I have felt pretty good today. Good energy and so far only one side effect. I am starting to get some stomach queasiness even with my nausea medications. I will be starting to double up on those to see if it helps along with eating smaller potions of food more often.
Prayers:
- For the queasiness to go away completely
- To have good energy levels
Pic: My new favorite quote and it happens to be from OOLA!!!
Short but sweet update! Since my last (third) infusion I've been dealing with nausea the first week and then fatigue after that. I have been going to physical therapy every week for my hip. Last week I graduated and now just get to do exercises at home.
Last Wednesday I had a CT with and without contrast to see how well my infusions are working. The report came back that all of my abdominal lymph nodes have shrunk at least 50%. My left adrenal gland is stable. Praise God that the treatments are working.
Today was suppose to be my forth infusion but Dr. Brown decided to hold off on it because my CT also showed that I have an abdominal staph infection. So instead I was sent home with two different antibiotics to take for the next two weeks. I will resume my infusions in three weeks.
Prayers:
- That the staph infection clears on its own in the next two weeks.
- Kylie starts her Freshman year at our local community college tomorrow. She is still a Junior in High School as we are not graduating her early so we can take advantage of NC Career and College Promise Program. This gets us her first two years of college paid for by the state!
Praise:
- For GREAT CT results!
Pic: Just me messing around with my camera!
I want to thank all my prayer warriors. I am eternally grateful for everyone of you!
My first two infusions have kicked my tail. I've had some nausea for the first 7 days. Then dizziness, shakiness and the fatigue sets in. I have spent a lot of time just lying on the couch watching HGTV. I have also been having one physical therapy session a week to rehab my new hip. Then I also do exercises at home the other six days. It hasn't been too bad. Just a little muscle soreness. I am currently off all my pain meds which is nice.
I received my results from my rheumatologist (Dr. Gn), she said that the ultrasound showed some nodules in my hands that would indicate rheumatoid arthritis except my blood work for that came back negative. She thinks that my immunotherapy drug caused my body to go haywire and attacked my hands and arms and made them swell up. Since the swelling has left my body currently she has started my on a three month round of Hydroxychloroquine. Apparently it takes that long to get into the body and start working. I have a follow up appointment with her next month to see how I am doing. I definitely don't want the swelling to come back. That was extremely painful.

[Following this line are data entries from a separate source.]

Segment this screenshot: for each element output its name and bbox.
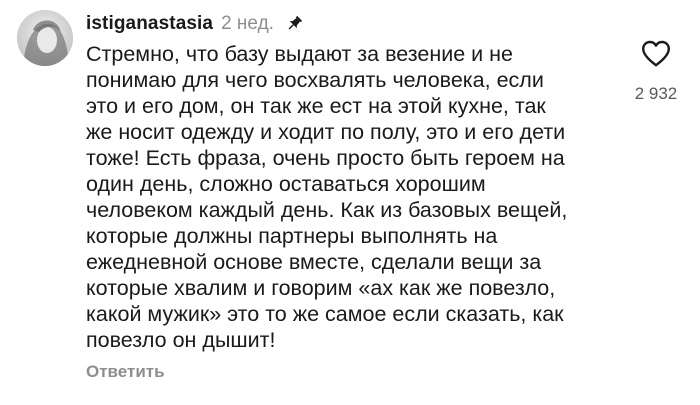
comment-line: понимаю для чего восхвалять человека, ес… [86, 68, 544, 92]
comment-text: Стремно, что базу выдают за везение и не… [86, 41, 616, 353]
avatar[interactable] [17, 10, 73, 66]
timestamp: 2 нед. [221, 13, 274, 34]
comment: istiganastasia 2 нед. Стремно, что базу … [0, 0, 700, 405]
comment-line: человеком каждый день. Как из базовых ве… [86, 198, 568, 222]
comment-header: istiganastasia 2 нед. [86, 9, 304, 39]
like-section: 2 932 [630, 36, 682, 104]
comment-line: какой мужик» это то же самое если сказат… [86, 302, 564, 326]
comment-line: один день, сложно оставаться хорошим [86, 172, 486, 196]
comment-line: которые должны партнеры выполнять на [86, 224, 498, 248]
like-count: 2 932 [634, 84, 678, 103]
comment-line: ежедневной основе вместе, сделали вещи з… [86, 250, 542, 274]
username[interactable]: istiganastasia [86, 13, 213, 35]
comment-line: которые хвалим и говорим «ах как же пове… [86, 276, 556, 300]
comment-line: это и его дом, он так же ест на этой кух… [86, 94, 546, 118]
avatar-image [17, 10, 73, 66]
heart-icon [642, 40, 670, 66]
pin-icon [284, 14, 304, 34]
like-button[interactable] [639, 36, 673, 70]
comment-line: Стремно, что базу выдают за везение и не [86, 42, 513, 66]
comment-line: тоже! Есть фраза, очень просто быть геро… [86, 146, 565, 170]
comment-line: повезло он дышит! [86, 328, 276, 352]
comment-line: же носит одежду и ходит по полу, это и е… [86, 120, 566, 144]
reply-button[interactable]: Ответить [86, 362, 165, 382]
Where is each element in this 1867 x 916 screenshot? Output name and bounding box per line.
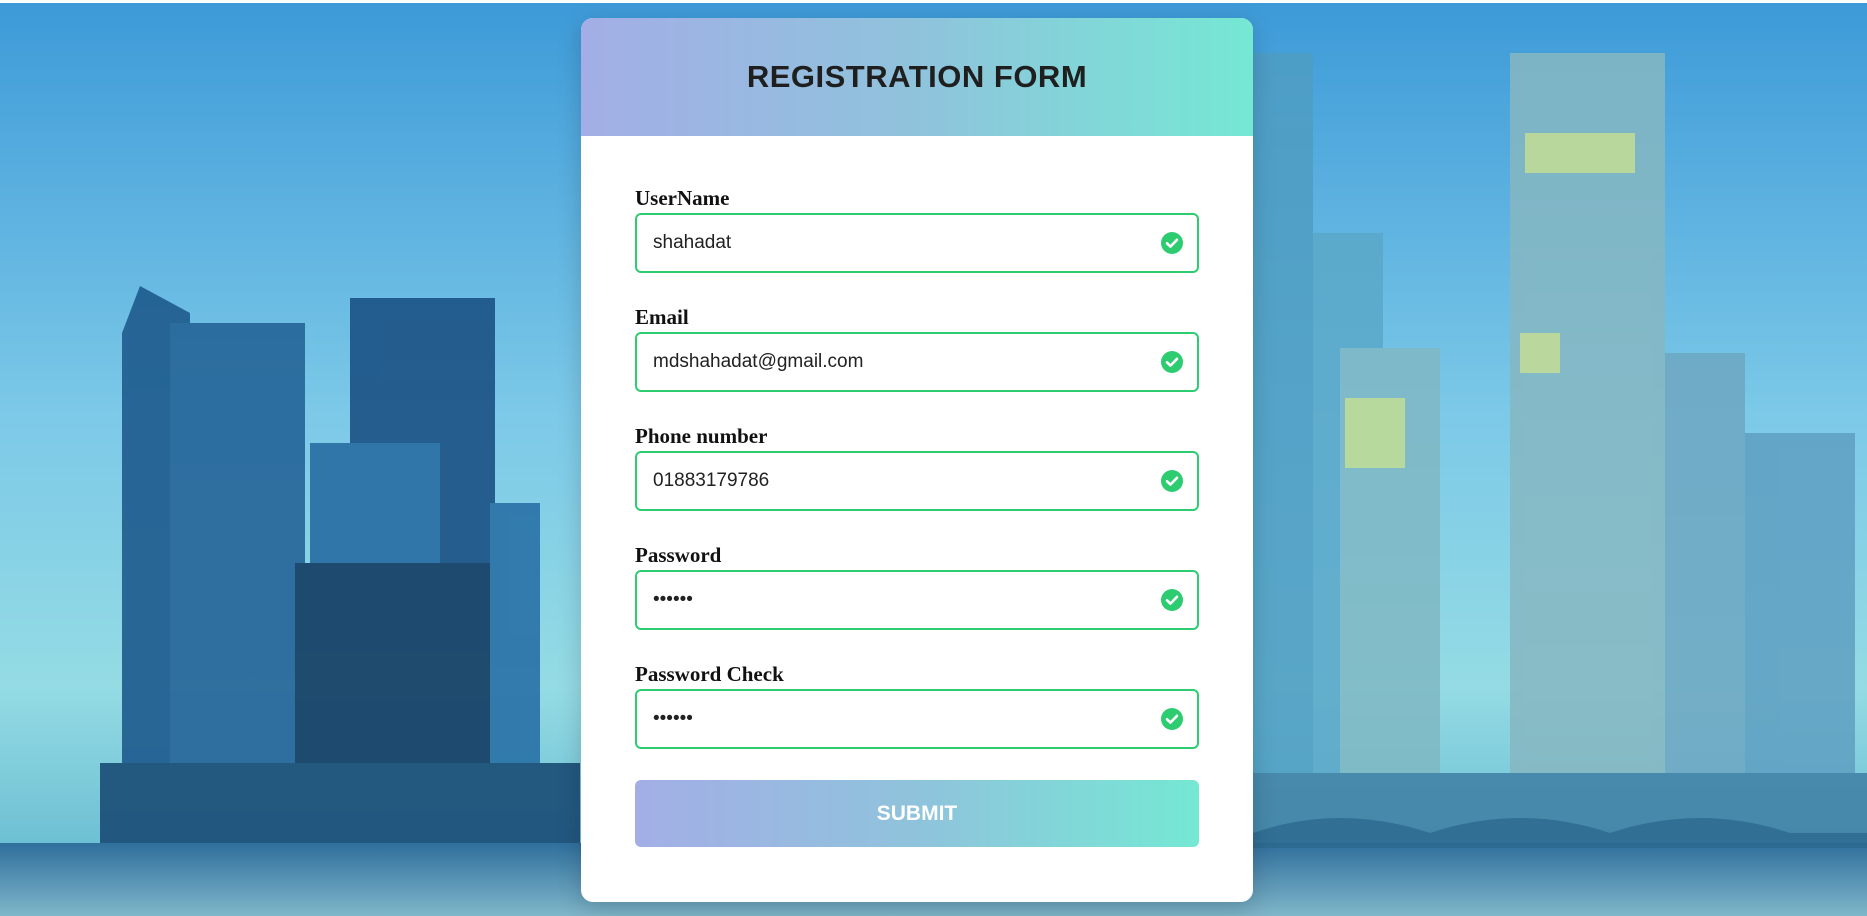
email-input-wrapper	[635, 332, 1199, 392]
username-input-wrapper	[635, 213, 1199, 273]
field-password-check: Password Check	[635, 662, 1199, 754]
field-phone: Phone number	[635, 424, 1199, 516]
check-circle-icon	[1161, 589, 1183, 611]
username-input[interactable]	[637, 215, 1133, 271]
field-username: UserName	[635, 186, 1199, 278]
card-header: REGISTRATION FORM	[581, 18, 1253, 136]
password-label: Password	[635, 543, 722, 567]
password-check-input[interactable]	[637, 691, 1133, 747]
email-label: Email	[635, 305, 689, 329]
password-check-label: Password Check	[635, 662, 784, 686]
check-circle-icon	[1161, 351, 1183, 373]
submit-button[interactable]: SUBMIT	[635, 780, 1199, 847]
phone-input[interactable]	[637, 453, 1133, 509]
password-input[interactable]	[637, 572, 1133, 628]
password-check-input-wrapper	[635, 689, 1199, 749]
username-label: UserName	[635, 186, 730, 210]
check-circle-icon	[1161, 470, 1183, 492]
password-input-wrapper	[635, 570, 1199, 630]
form-title: REGISTRATION FORM	[746, 59, 1088, 94]
phone-input-wrapper	[635, 451, 1199, 511]
field-password: Password	[635, 543, 1199, 635]
registration-form: UserName Email Phone number	[581, 136, 1253, 847]
check-circle-icon	[1161, 708, 1183, 730]
field-email: Email	[635, 305, 1199, 397]
phone-label: Phone number	[635, 424, 768, 448]
registration-card: REGISTRATION FORM UserName Email	[581, 18, 1253, 902]
email-input[interactable]	[637, 334, 1133, 390]
check-circle-icon	[1161, 232, 1183, 254]
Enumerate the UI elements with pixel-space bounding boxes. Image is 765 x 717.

My parents came to visit and we managed to get a week long beach trip in over the 4th of July. We went to Oak Island, NC. It was nice to get away even though I didn't feel so well. My aunt and cousin drove down for a day visit and it was really nice catching up with them too.
I had my third infusion yesterday and so far today I feel pretty good. I've managed to do some laundry and write this blog so I will take that as a big win!
Prayers:
- That I stay feeling well - no nausea, dizziness or fatigue
- That my white blood cell count stays up - I don't want to end up in the hospital like last year
Pic: Dinner with my parents, aunt and cousin in Oak Island - yes my hair started falling out after my second infusion so I shaved what was left before we went to the beach.